The 19-page claim is against Nationwide Pools and also accuses the company of providing fraudulent financing, nonexistent rebates and worthless warranties.
The Pompano Beach-based company has been in business since 2005, with multiple branches in Florida. The firm ceased operations in recent weeks in the wake of an investigation that alleges deception on nearly every stage of the sales and construction process. Weeks before closing, Nationwide Pools demanded progress payments from customers, with the promise that work would begin “in the next few days,” according to the lawsuit filed in Broward County Circuit Court.
Maria Liburdi considers herself lucky that Nationwide Pools never showed up to pour concrete. The 62-year-old said even what little work the company completed was insufficient and that she had to remove the rebar that Nationwide Pools had installed because it wasn’t up to par. “By the time this is done, it’ll cost us $50,000 when it should have cost $32,000,” the Port Saint Lucie resident said.
According to the lawsuit, Nationwide Pools falsely advertised “quality construction” specifications such as 8-inch-thick concrete walls and steel rebar placed every 9 inches. The company allegedly withheld from customers the second page of engineering plans, which outlined the true specifications.

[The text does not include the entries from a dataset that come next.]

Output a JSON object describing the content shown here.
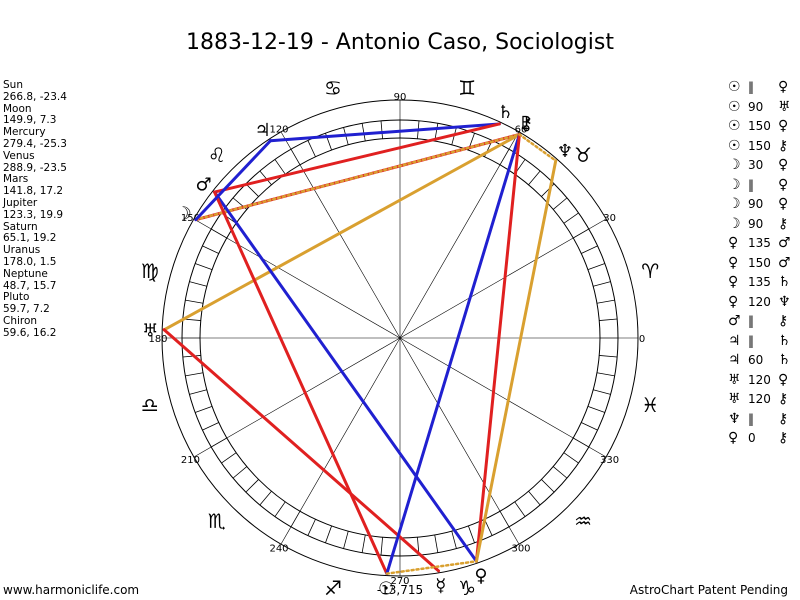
{
  "title": "1883-12-19 - Antonio Caso, Sociologist",
  "planet_positions": [
    {
      "name": "Sun",
      "coords": "266.8, -23.4"
    },
    {
      "name": "Moon",
      "coords": "149.9, 7.3"
    },
    {
      "name": "Mercury",
      "coords": "279.4, -25.3"
    },
    {
      "name": "Venus",
      "coords": "288.9, -23.5"
    },
    {
      "name": "Mars",
      "coords": "141.8, 17.2"
    },
    {
      "name": "Jupiter",
      "coords": "123.3, 19.9"
    },
    {
      "name": "Saturn",
      "coords": "65.1, 19.2"
    },
    {
      "name": "Uranus",
      "coords": "178.0, 1.5"
    },
    {
      "name": "Neptune",
      "coords": "48.7, 15.7"
    },
    {
      "name": "Pluto",
      "coords": "59.7, 7.2"
    },
    {
      "name": "Chiron",
      "coords": "59.6, 16.2"
    }
  ],
  "aspect_list": [
    {
      "p1": "☉",
      "aspect": "‖",
      "p2": "♀"
    },
    {
      "p1": "☉",
      "aspect": "90",
      "p2": "♅"
    },
    {
      "p1": "☉",
      "aspect": "150",
      "p2": "♀"
    },
    {
      "p1": "☉",
      "aspect": "150",
      "p2": "⚷"
    },
    {
      "p1": "☽",
      "aspect": "30",
      "p2": "♀"
    },
    {
      "p1": "☽",
      "aspect": "‖",
      "p2": "♀"
    },
    {
      "p1": "☽",
      "aspect": "90",
      "p2": "♀"
    },
    {
      "p1": "☽",
      "aspect": "90",
      "p2": "⚷"
    },
    {
      "p1": "♀",
      "aspect": "135",
      "p2": "♂"
    },
    {
      "p1": "♀",
      "aspect": "150",
      "p2": "♂"
    },
    {
      "p1": "♀",
      "aspect": "135",
      "p2": "♄"
    },
    {
      "p1": "♀",
      "aspect": "120",
      "p2": "♆"
    },
    {
      "p1": "♂",
      "aspect": "‖",
      "p2": "⚷"
    },
    {
      "p1": "♃",
      "aspect": "‖",
      "p2": "♄"
    },
    {
      "p1": "♃",
      "aspect": "60",
      "p2": "♄"
    },
    {
      "p1": "♅",
      "aspect": "120",
      "p2": "♀"
    },
    {
      "p1": "♅",
      "aspect": "120",
      "p2": "⚷"
    },
    {
      "p1": "♆",
      "aspect": "‖",
      "p2": "⚷"
    },
    {
      "p1": "♀",
      "aspect": "0",
      "p2": "⚷"
    }
  ],
  "degree_labels": [
    "0",
    "30",
    "60",
    "90",
    "120",
    "150",
    "180",
    "210",
    "240",
    "270",
    "300",
    "330"
  ],
  "bottom_readout": "-13,715",
  "footer_left": "www.harmoniclife.com",
  "footer_right": "AstroChart Patent Pending",
  "wheel": {
    "zodiac_signs": [
      {
        "name": "aries-glyph",
        "glyph": "♈",
        "lon": 15
      },
      {
        "name": "taurus-glyph",
        "glyph": "♉",
        "lon": 45
      },
      {
        "name": "gemini-glyph",
        "glyph": "♊",
        "lon": 75
      },
      {
        "name": "cancer-glyph",
        "glyph": "♋",
        "lon": 105
      },
      {
        "name": "leo-glyph",
        "glyph": "♌",
        "lon": 135
      },
      {
        "name": "virgo-glyph",
        "glyph": "♍",
        "lon": 165
      },
      {
        "name": "libra-glyph",
        "glyph": "♎",
        "lon": 195
      },
      {
        "name": "scorpio-glyph",
        "glyph": "♏",
        "lon": 225
      },
      {
        "name": "sagittarius-glyph",
        "glyph": "♐",
        "lon": 255
      },
      {
        "name": "capricorn-glyph",
        "glyph": "♑",
        "lon": 285
      },
      {
        "name": "aquarius-glyph",
        "glyph": "♒",
        "lon": 315
      },
      {
        "name": "pisces-glyph",
        "glyph": "♓",
        "lon": 345
      }
    ],
    "planets": [
      {
        "name": "sun-glyph",
        "glyph": "☉",
        "lon": 266.8
      },
      {
        "name": "moon-glyph",
        "glyph": "☽",
        "lon": 149.9
      },
      {
        "name": "mercury-glyph",
        "glyph": "☿",
        "lon": 279.4
      },
      {
        "name": "venus-glyph",
        "glyph": "♀",
        "lon": 288.9
      },
      {
        "name": "mars-glyph",
        "glyph": "♂",
        "lon": 141.8
      },
      {
        "name": "jupiter-glyph",
        "glyph": "♃",
        "lon": 123.3
      },
      {
        "name": "saturn-glyph",
        "glyph": "♄",
        "lon": 65.1
      },
      {
        "name": "uranus-glyph",
        "glyph": "♅",
        "lon": 178.0
      },
      {
        "name": "neptune-glyph",
        "glyph": "♆",
        "lon": 48.7
      },
      {
        "name": "pluto-glyph",
        "glyph": "♇",
        "lon": 59.7
      },
      {
        "name": "chiron-glyph",
        "glyph": "⚷",
        "lon": 59.6
      }
    ],
    "aspect_lines": [
      {
        "a": 123.3,
        "b": 65.1,
        "color": "#2020d0",
        "style": "solid"
      },
      {
        "a": 149.9,
        "b": 59.6,
        "color": "#e02020",
        "style": "solid"
      },
      {
        "a": 178.0,
        "b": 59.6,
        "color": "#d9a030",
        "style": "solid"
      },
      {
        "a": 149.9,
        "b": 59.6,
        "color": "#d9a030",
        "style": "dotted"
      },
      {
        "a": 141.8,
        "b": 65.1,
        "color": "#e02020",
        "style": "solid"
      },
      {
        "a": 141.8,
        "b": 288.9,
        "color": "#2020d0",
        "style": "solid"
      },
      {
        "a": 141.8,
        "b": 266.8,
        "color": "#e02020",
        "style": "solid"
      },
      {
        "a": 149.9,
        "b": 123.3,
        "color": "#2020d0",
        "style": "solid"
      },
      {
        "a": 178.0,
        "b": 279.4,
        "color": "#e02020",
        "style": "solid"
      },
      {
        "a": 266.8,
        "b": 59.6,
        "color": "#2020d0",
        "style": "solid"
      },
      {
        "a": 288.9,
        "b": 59.6,
        "color": "#e02020",
        "style": "solid"
      },
      {
        "a": 288.9,
        "b": 48.7,
        "color": "#d9a030",
        "style": "solid"
      },
      {
        "a": 59.6,
        "b": 48.7,
        "color": "#d9a030",
        "style": "dotted"
      },
      {
        "a": 266.8,
        "b": 288.9,
        "color": "#d9a030",
        "style": "dotted"
      }
    ]
  },
  "colors": {
    "red_aspect": "#e02020",
    "blue_aspect": "#2020d0",
    "gold_aspect": "#d9a030"
  }
}
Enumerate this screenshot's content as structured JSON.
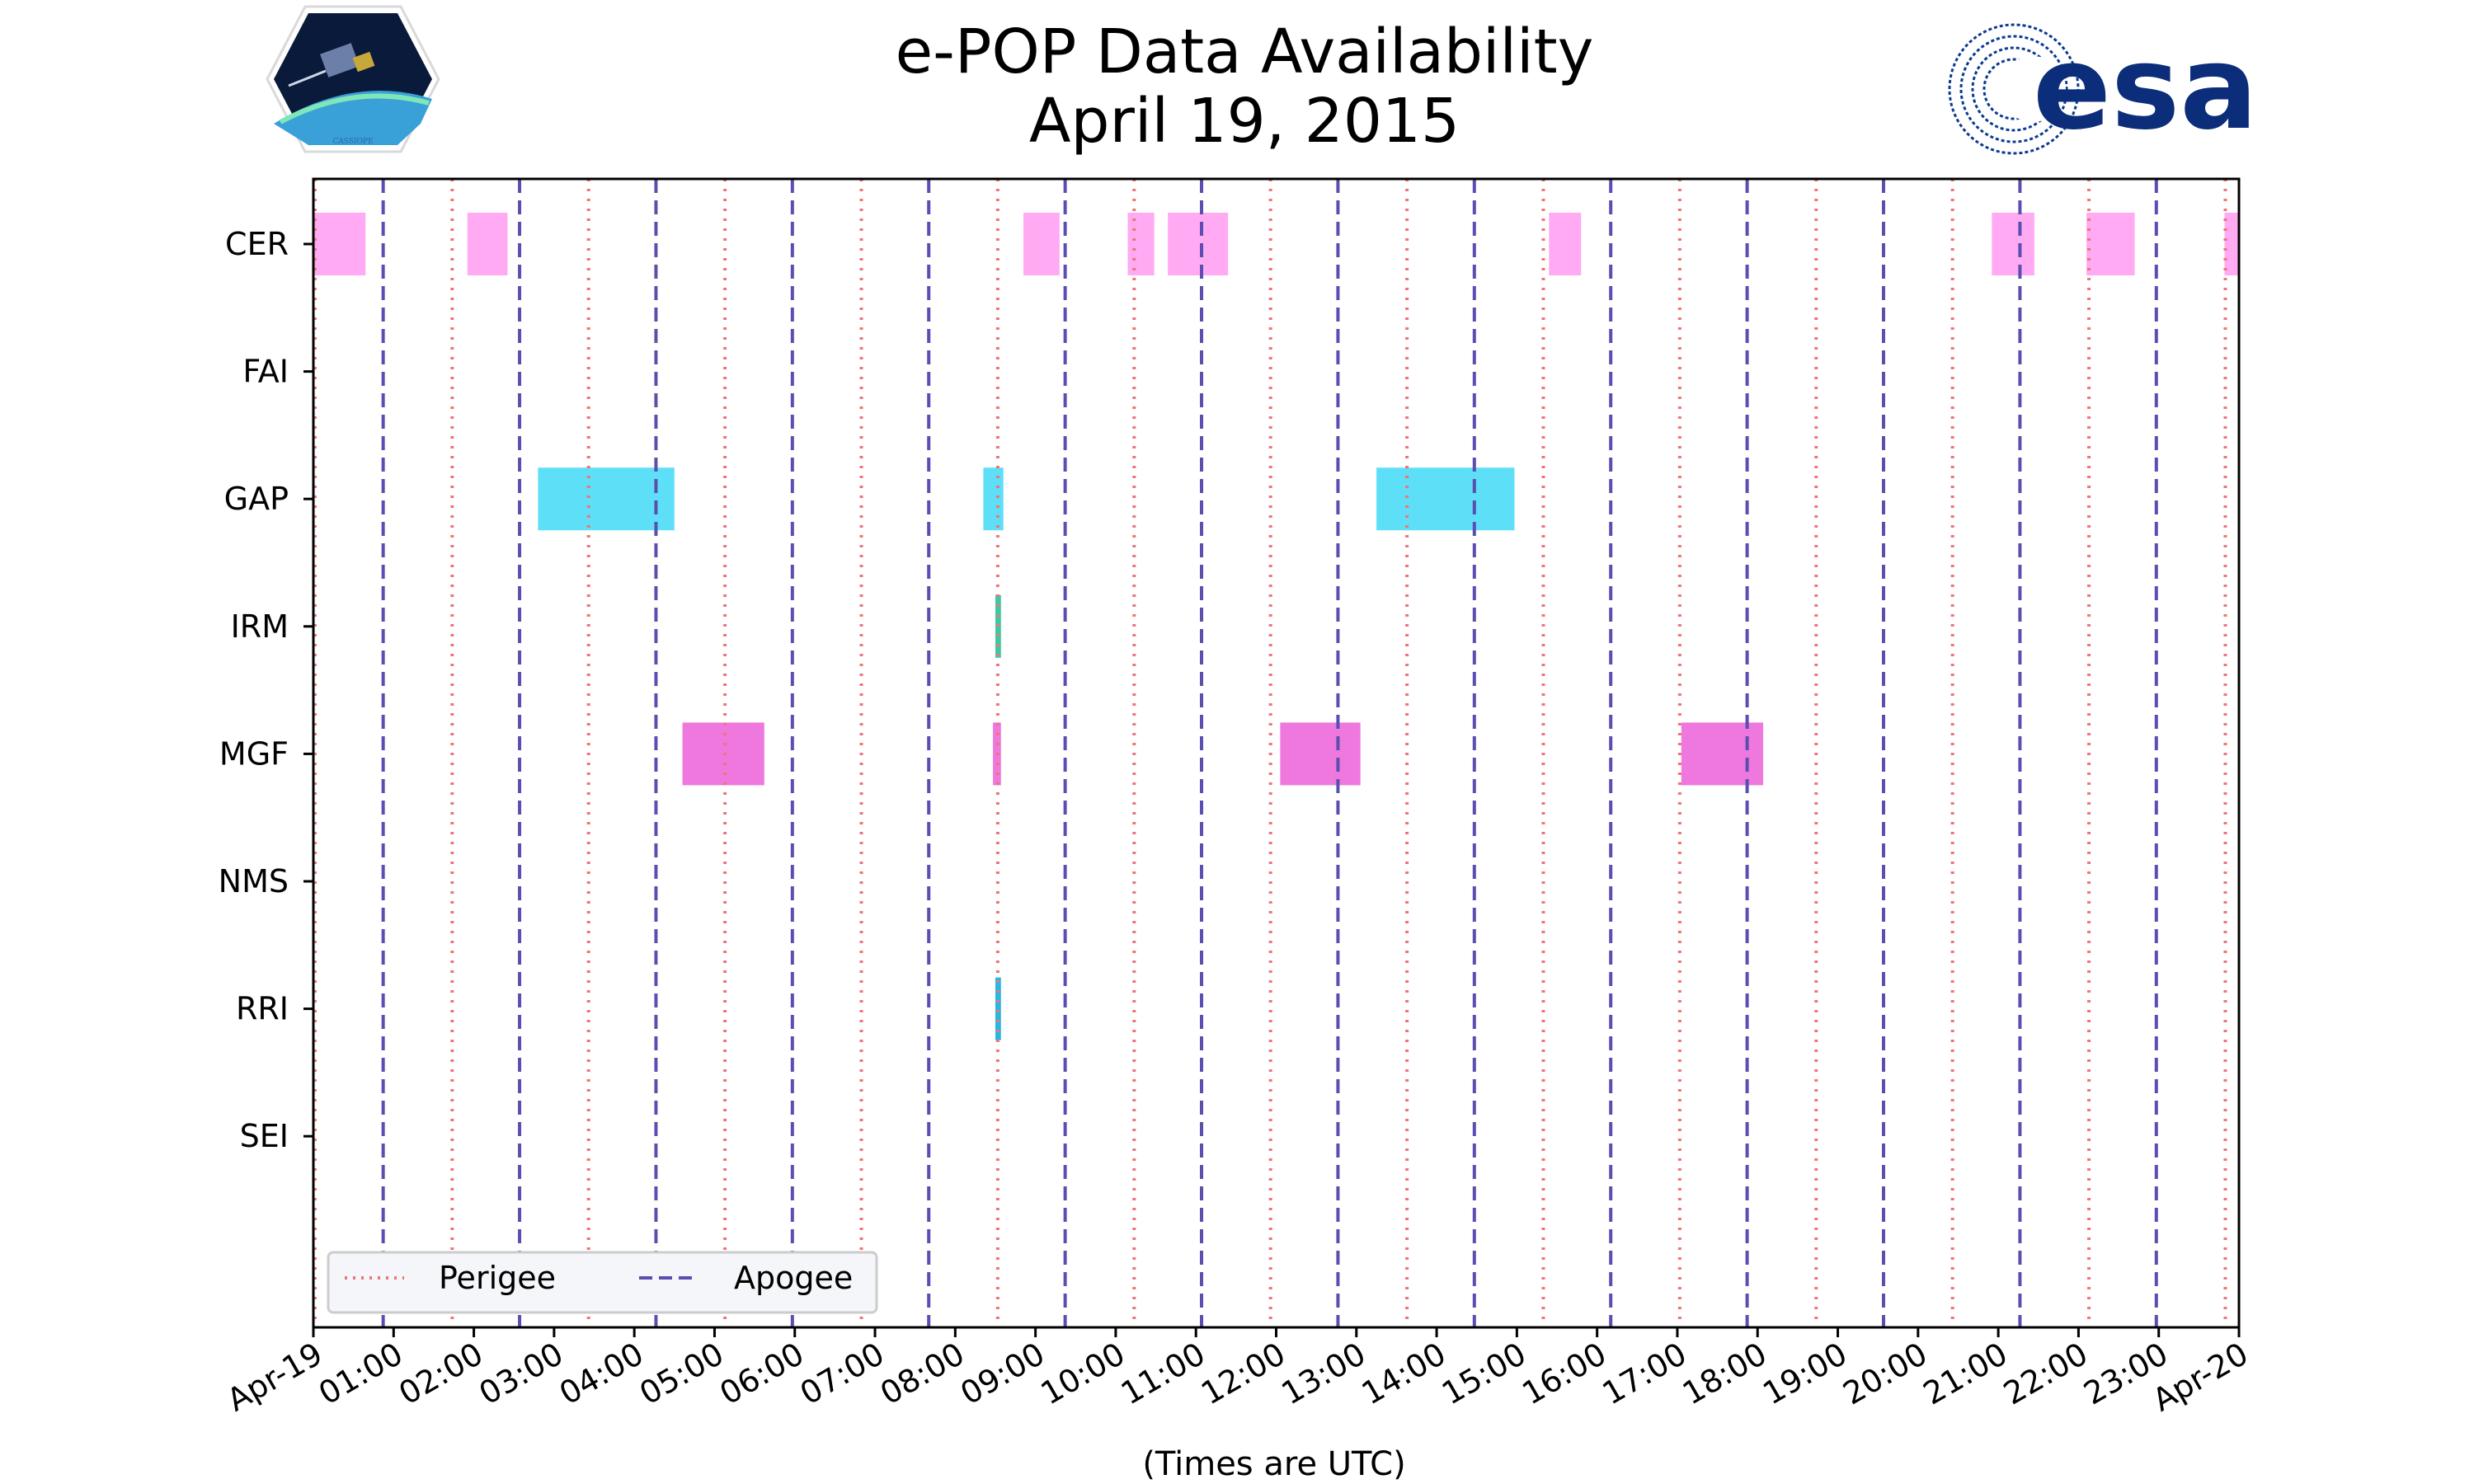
{
  "chart_data": {
    "type": "timeline",
    "title": "e-POP Data Availability",
    "subtitle": "April 19, 2015",
    "xlabel": "(Times are UTC)",
    "ylabel": "",
    "x_range_hours": [
      0,
      24
    ],
    "x_tick_labels": [
      "Apr-19",
      "01:00",
      "02:00",
      "03:00",
      "04:00",
      "05:00",
      "06:00",
      "07:00",
      "08:00",
      "09:00",
      "10:00",
      "11:00",
      "12:00",
      "13:00",
      "14:00",
      "15:00",
      "16:00",
      "17:00",
      "18:00",
      "19:00",
      "20:00",
      "21:00",
      "22:00",
      "23:00",
      "Apr-20"
    ],
    "instruments": [
      "CER",
      "FAI",
      "GAP",
      "IRM",
      "MGF",
      "NMS",
      "RRI",
      "SEI"
    ],
    "intervals": [
      {
        "instrument": "CER",
        "start": 0.0,
        "end": 0.65,
        "color": "#ffaaf2"
      },
      {
        "instrument": "CER",
        "start": 1.92,
        "end": 2.42,
        "color": "#ffaaf2"
      },
      {
        "instrument": "CER",
        "start": 8.85,
        "end": 9.3,
        "color": "#ffaaf2"
      },
      {
        "instrument": "CER",
        "start": 10.15,
        "end": 10.48,
        "color": "#ffaaf2"
      },
      {
        "instrument": "CER",
        "start": 10.65,
        "end": 11.4,
        "color": "#ffaaf2"
      },
      {
        "instrument": "CER",
        "start": 15.4,
        "end": 15.8,
        "color": "#ffaaf2"
      },
      {
        "instrument": "CER",
        "start": 20.92,
        "end": 21.45,
        "color": "#ffaaf2"
      },
      {
        "instrument": "CER",
        "start": 22.1,
        "end": 22.7,
        "color": "#ffaaf2"
      },
      {
        "instrument": "CER",
        "start": 23.82,
        "end": 24.0,
        "color": "#ffaaf2"
      },
      {
        "instrument": "GAP",
        "start": 2.8,
        "end": 4.5,
        "color": "#5edff8"
      },
      {
        "instrument": "GAP",
        "start": 8.35,
        "end": 8.6,
        "color": "#5edff8"
      },
      {
        "instrument": "GAP",
        "start": 13.25,
        "end": 14.97,
        "color": "#5edff8"
      },
      {
        "instrument": "IRM",
        "start": 8.5,
        "end": 8.57,
        "color": "#3dc9a3"
      },
      {
        "instrument": "MGF",
        "start": 4.6,
        "end": 5.62,
        "color": "#ee78de"
      },
      {
        "instrument": "MGF",
        "start": 8.47,
        "end": 8.57,
        "color": "#ee78de"
      },
      {
        "instrument": "MGF",
        "start": 12.05,
        "end": 13.05,
        "color": "#ee78de"
      },
      {
        "instrument": "MGF",
        "start": 17.05,
        "end": 18.07,
        "color": "#ee78de"
      },
      {
        "instrument": "RRI",
        "start": 8.5,
        "end": 8.57,
        "color": "#29b6e0"
      }
    ],
    "perigee_hours": [
      0.02,
      1.73,
      3.43,
      5.13,
      6.83,
      8.53,
      10.23,
      11.93,
      13.63,
      15.33,
      17.03,
      18.73,
      20.43,
      22.13,
      23.83
    ],
    "apogee_hours": [
      0.87,
      2.57,
      4.27,
      5.97,
      7.67,
      9.37,
      11.07,
      12.77,
      14.47,
      16.17,
      17.87,
      19.57,
      21.27,
      22.97
    ],
    "legend": [
      {
        "label": "Perigee",
        "style": "dotted",
        "color": "#f07474"
      },
      {
        "label": "Apogee",
        "style": "dashed",
        "color": "#5a4fb0"
      }
    ],
    "legend_position": "lower-left"
  },
  "logos": {
    "left_caption": "CASSIOPE",
    "right_text": "esa"
  }
}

In addition, Nationwide Pools also allegedly offered a $2,500 manufacturer’s rebate when no such rebate existed, falsifying serial numbers and advertising limited rebate quantities to create a sense of urgency. Salespeople then included the value of the rebate in the total price charged to customers.
Nationwide Pools also allegedly charged customers for “deductibles” or “service calls” on equipment repairs already covered under manufacturers’ warranties. These charges were not disclosed at the time of purchase, the lawsuit stated.
Eric Arnum, editor of Warranty Week, said he’s heard of similar scams in the auto industry. But in many of those cases, the vehicle owners didn’t know they were already covered under warranties. “In cases like this, it’s worse because the poor [manufacturer’s] reputation is being dragged through the mud when they have nothing to do with it.”
Nationwide Pools also is accused of offering in-house financing, though it was not licensed to do so. The company allegedly sent pre-approval letters to customers, regardless of their incomes or credit scores.
Many customers complained that Nationwide Pools refused to rescind contracts or refund deposits if they were denied loans by any of its third-party lenders, even though they had specifically negotiated financing contingencies in their contracts, according to lawsuit.
The Office of the Attorney General began investigating Nationwide Pools in May after receiving dozens of complaints from customers who are out thousands of dollars for incomplete pools. In a deposition last month, owner Keith Stuart pleaded his Fifth Amendment right not to answer questions concerning certain business practices.